The union indicated that all papers had been filed in the matter and they were waiting for the Labour Court registrar to assign a hearing date.
The Labour Court battle comes as workers in 66 financially distressed municipalities appear unlikely to receive salary increases if Salga gets its way during the current wage negotiations.
Salga has tabled an offer of a 3.75% across-the-board wage increase as part of a five-year salary and wage collective agreement linked to inflation. In addition, employees earning R22 000 a month or less will receive a once-off ex-gratia payment of R3 000.
The Association said: ”Salga has been mandated by the country's municipalities to negotiate a salary and wage agreement and cost-of-living adjustment amid unfavourable economic conditions and dwindling municipal financial revenue.“
Many municipalities are financially distressed, facing severe challenges that impede their ability to provide basic services and maintain financial stability.

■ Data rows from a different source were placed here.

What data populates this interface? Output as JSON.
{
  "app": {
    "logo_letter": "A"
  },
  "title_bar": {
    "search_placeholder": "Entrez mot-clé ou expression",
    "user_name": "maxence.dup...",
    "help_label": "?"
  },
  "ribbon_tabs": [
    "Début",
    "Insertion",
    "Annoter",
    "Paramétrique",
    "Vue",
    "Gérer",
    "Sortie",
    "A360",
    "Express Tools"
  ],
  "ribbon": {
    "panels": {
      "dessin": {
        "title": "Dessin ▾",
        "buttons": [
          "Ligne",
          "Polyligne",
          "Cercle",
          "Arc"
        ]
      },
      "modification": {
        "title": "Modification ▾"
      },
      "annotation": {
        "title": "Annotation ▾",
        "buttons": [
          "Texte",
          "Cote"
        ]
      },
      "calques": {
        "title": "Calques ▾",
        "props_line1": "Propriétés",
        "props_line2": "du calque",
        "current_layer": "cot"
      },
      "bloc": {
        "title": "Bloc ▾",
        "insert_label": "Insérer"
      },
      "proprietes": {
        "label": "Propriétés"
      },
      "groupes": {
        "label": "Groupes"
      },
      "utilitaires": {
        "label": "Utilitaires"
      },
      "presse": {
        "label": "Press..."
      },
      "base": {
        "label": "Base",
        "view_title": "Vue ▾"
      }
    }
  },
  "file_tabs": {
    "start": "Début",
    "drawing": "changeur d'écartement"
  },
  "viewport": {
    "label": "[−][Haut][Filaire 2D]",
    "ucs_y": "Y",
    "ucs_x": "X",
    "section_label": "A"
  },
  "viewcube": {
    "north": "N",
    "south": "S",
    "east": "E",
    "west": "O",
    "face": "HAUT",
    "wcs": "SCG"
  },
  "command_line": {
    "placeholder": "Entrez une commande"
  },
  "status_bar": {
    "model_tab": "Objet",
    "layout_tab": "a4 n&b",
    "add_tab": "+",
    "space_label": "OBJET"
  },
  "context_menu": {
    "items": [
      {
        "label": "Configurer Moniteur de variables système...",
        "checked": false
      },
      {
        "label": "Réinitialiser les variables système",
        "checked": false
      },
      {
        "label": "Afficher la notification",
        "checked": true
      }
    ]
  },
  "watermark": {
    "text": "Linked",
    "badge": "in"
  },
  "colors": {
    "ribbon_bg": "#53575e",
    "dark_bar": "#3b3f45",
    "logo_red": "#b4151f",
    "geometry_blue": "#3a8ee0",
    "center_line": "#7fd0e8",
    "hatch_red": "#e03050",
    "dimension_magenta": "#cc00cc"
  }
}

Part of Salga's mandate is to shield those financially distressed municipalities from being bound to implement the wage increase,” the association said this week.
According to media reports, Samwu’s central executive committee resolved in February to demand above-inflation increases because of the rising cost of living.
It also resolved, among others, to seek a one-year 15% or R4,000 wage increase, whichever is greater.